Perhaps the greatest challenge in spine surgery today is the intelligent management of patients with advanced multi-level degenerative disorders producing neurologic impairment (as opposed to just back pain). As our population becomes more geriatric pre-existing congenital genomic problems and acquired insult and injury become of greater clinical significance over time.
The surgical management of this group of patients has been poor as reflected by outcome and patient satisfaction data. An important reason for this is that little real understanding exists among those who treat these conditions regarding the actual underlying pathology. In addition to this the mind set of many of the involved physicians really hasn’t progressed much beyond their understanding of “disc herniation.”
Surgical procedures, such as multi-level pedicle screw fixation, are frequently employed when simpler, safer and more meaningful treatments exist for the patient. While some of this may be due to the surgeon’s lack of familiarity, or prior training with these advanced technologies a great deal of treatment seems to be predicated on the surgeon’s personal financial interest as opposed to the best interest of their patients. Professional surgeon certification programs are only now in their infancy. It remains important for patients to select their surgeons as carefully as they select their automobiles.
As the 20th century drew to a close it became increasingly more evident that well-placed posterior titanium cages were a most effective alternative to pedicle screw fixation. The problem with their use was that few spine surgeons had the training to safely employ these devices or understood how to avoid the potential pitfalls involved in their use. It then became evident to some experienced spine surgeons that the bony incorporation of a single cage, if optimally placed, was just as effective as two cages as shown above. Because cages also represent rigid instrumented stabilizations they are clearly optimal for segmental stabilization but were also capable of placing stress on adjacent spine segments (particularly when these were degenerated). The combination of single titanium cage placement with a flexible non-instrumented stabilization has added a new dimension to the surgical management of degenerative spinal disorders.
In the case shown above the patient experienced severe nerve compression at the L4-5 level where the degenerative spondylolisthesis was associated with central and lateral spinal stenosis. Severe lateral spinal stenosis was also present at L5-S1. As shown to the right, a single Ray titanium cage was placed to stabilize L4-5 after multi-level decompression. A bilateral autogenous bone flexible stabilization was then created from L3 to the sacrum utilizing in-situ bone.
Demonstrated above is the use of a single titanium cage as both a stabilizer and a spacer. The collapse of the interspace is shown to the left (red dot).
This 67 year old patient was incapacitated by a lumbar claudication syndrome due to multi-level advanced degeneration and instability with severe central, spinal recess and lateral spinal stenosis further complicated by a large synovial chondroma producing cauda equina compression.
In addition to adequate decompression single cages were placed at two levels in association with a flexible bilateral autogenous bone stabilization (see green dots on post-operative axial CT scan).
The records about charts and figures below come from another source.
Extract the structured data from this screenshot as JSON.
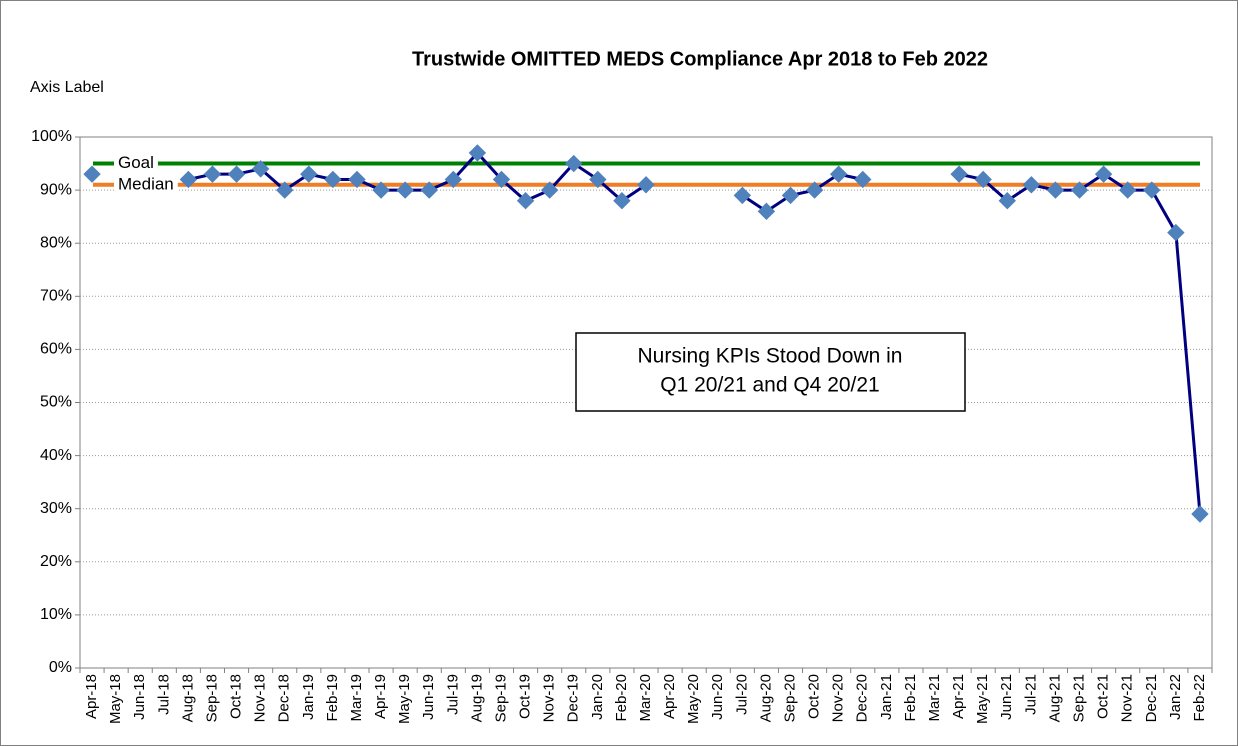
{
  "chart_data": {
    "type": "line",
    "title": "Trustwide OMITTED MEDS Compliance Apr 2018 to Feb 2022",
    "y_axis_label": "Axis Label",
    "annotation": [
      "Nursing KPIs Stood Down in",
      "Q1 20/21 and Q4 20/21"
    ],
    "categories": [
      "Apr-18",
      "May-18",
      "Jun-18",
      "Jul-18",
      "Aug-18",
      "Sep-18",
      "Oct-18",
      "Nov-18",
      "Dec-18",
      "Jan-19",
      "Feb-19",
      "Mar-19",
      "Apr-19",
      "May-19",
      "Jun-19",
      "Jul-19",
      "Aug-19",
      "Sep-19",
      "Oct-19",
      "Nov-19",
      "Dec-19",
      "Jan-20",
      "Feb-20",
      "Mar-20",
      "Apr-20",
      "May-20",
      "Jun-20",
      "Jul-20",
      "Aug-20",
      "Sep-20",
      "Oct-20",
      "Nov-20",
      "Dec-20",
      "Jan-21",
      "Feb-21",
      "Mar-21",
      "Apr-21",
      "May-21",
      "Jun-21",
      "Jul-21",
      "Aug-21",
      "Sep-21",
      "Oct-21",
      "Nov-21",
      "Dec-21",
      "Jan-22",
      "Feb-22"
    ],
    "series": [
      {
        "color": "#000080",
        "marker_color": "#4f81bd",
        "values": [
          93,
          null,
          null,
          null,
          92,
          93,
          93,
          94,
          90,
          93,
          92,
          92,
          90,
          90,
          90,
          92,
          97,
          92,
          88,
          90,
          95,
          92,
          88,
          91,
          null,
          null,
          null,
          89,
          86,
          89,
          90,
          93,
          92,
          null,
          null,
          null,
          93,
          92,
          88,
          91,
          90,
          90,
          93,
          90,
          90,
          82,
          29
        ]
      }
    ],
    "reference_lines": [
      {
        "name": "Goal",
        "value": 95,
        "color": "#008000",
        "label_color": "#008000"
      },
      {
        "name": "Median",
        "value": 91,
        "color": "#f07c24",
        "label_color": "#ff0000"
      }
    ],
    "ylim": [
      0,
      100
    ],
    "yticks": [
      {
        "value": 0,
        "label": "0%"
      },
      {
        "value": 10,
        "label": "10%"
      },
      {
        "value": 20,
        "label": "20%"
      },
      {
        "value": 30,
        "label": "30%"
      },
      {
        "value": 40,
        "label": "40%"
      },
      {
        "value": 50,
        "label": "50%"
      },
      {
        "value": 60,
        "label": "60%"
      },
      {
        "value": 70,
        "label": "70%"
      },
      {
        "value": 80,
        "label": "80%"
      },
      {
        "value": 90,
        "label": "90%"
      },
      {
        "value": 100,
        "label": "100%"
      }
    ],
    "grid": true
  }
}
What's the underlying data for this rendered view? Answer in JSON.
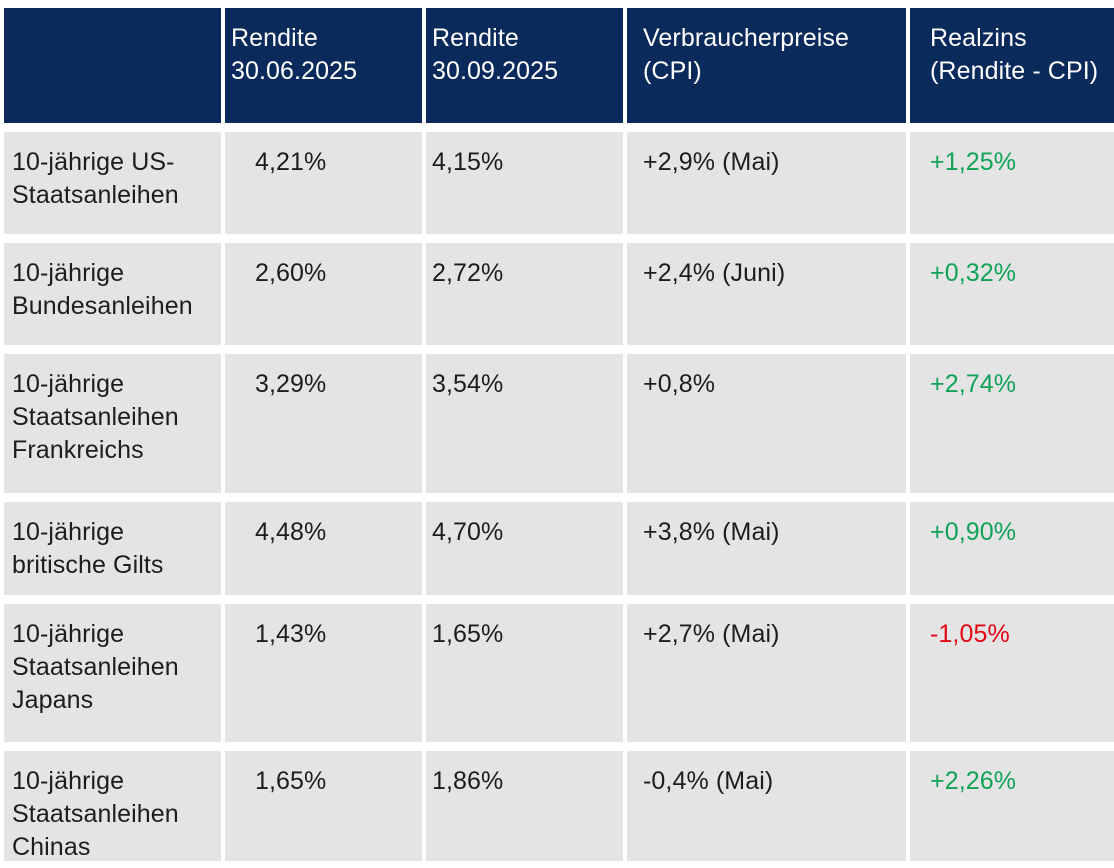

The multilevel degenerative changes shown above are typical for geriatric genomic cases where the pathology is extensive. There is a two level degenerative spondylolisthesis of a high degree with associated multi-level severe stenosis. Two single Ray cages with a L2-S1 flexible autogenous bone stabilization were used to treat the patient.
To be able to convert patients like these to normal function with freedom of pain is the primary goal of treatment. By utilizing meaningful decompression, and combinations of less invasive and cost-effective modalities consistently good outcomes for patients, with high patient satisfaction are possible. Additionally it is important to not create additional problems for the patient down the road.